A smartphone-based system helped patients with chronic kidney disease monitor their blood pressure, symptoms, and medications. The system also alerted patients’ physicians about medication errors and other potential harms.

A team led by Alexander Logan, MD FRCP(C), Stephanie Ong, BScPhm, MSc, and Vanita Jassal, MD FRCP(C)  from the University of Toronto, University Health Network, and Mount Sinai Hospital recruited 47 patients with chronic kidney disease into a 6-month study on the potential of a smartphone-based system that enabled patients to monitor their blood pressure, assess their symptoms, maintain an accurate medication list, and view key laboratory test results. Patients, of whom 60% had never used a smartphone, received real-time personalized feedback, and providers received alerts when treatment thresholds were crossed or critical changes occurred.

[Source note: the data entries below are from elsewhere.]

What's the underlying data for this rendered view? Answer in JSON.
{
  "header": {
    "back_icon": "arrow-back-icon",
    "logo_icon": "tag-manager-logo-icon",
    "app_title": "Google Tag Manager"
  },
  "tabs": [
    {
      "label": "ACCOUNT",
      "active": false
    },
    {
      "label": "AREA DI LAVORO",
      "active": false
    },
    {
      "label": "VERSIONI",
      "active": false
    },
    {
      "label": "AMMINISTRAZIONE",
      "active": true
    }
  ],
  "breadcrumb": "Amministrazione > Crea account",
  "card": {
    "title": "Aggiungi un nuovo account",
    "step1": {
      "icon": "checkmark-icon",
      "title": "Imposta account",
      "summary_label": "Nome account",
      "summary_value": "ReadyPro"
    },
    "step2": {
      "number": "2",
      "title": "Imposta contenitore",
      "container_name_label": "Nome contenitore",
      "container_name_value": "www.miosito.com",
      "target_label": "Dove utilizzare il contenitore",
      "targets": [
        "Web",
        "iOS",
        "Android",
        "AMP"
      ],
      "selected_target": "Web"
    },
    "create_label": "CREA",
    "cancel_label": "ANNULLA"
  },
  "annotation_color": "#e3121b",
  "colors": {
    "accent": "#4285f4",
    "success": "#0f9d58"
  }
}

Their findings were published in the Clinical Journal of the American Society of Nephrology

Among the major findings:
• Average in-home blood pressure readings dropped significantly over the 6 months of the study (systolic, -3.4 mmHg; diastolic, -2.1 mmHg).
• 27% of patients with normal clinic blood pressure readings had newly identified masked hypertension (normal clinic blood pressure but elevated blood pressure outside of the clinic).
• 127 medication discrepancies were identified; 59% were a medication error that required an intervention to prevent harm.
• At the end of the study, patients reported feeling more confident and in control of their condition, and clinicians perceived patients to be better informed and more engaged.

“We were able to help patients monitor blood pressure, symptoms, and medications by enhancing and bolstering patient autonomy and confidence through immediate messages giving customized, patient-specific feedback,” Logan. “Unlike other mobile applications, we believe this is the only mobile application for outpatient use, which offers patient-driven care in a supportive, customized environment.”

Logan stressed that the findings require further validation through comparison with a control group and over a longer duration of time. It will be important to assess whether the application has an impact on patients’ health outcomes and the quality of care they receive, Logan said.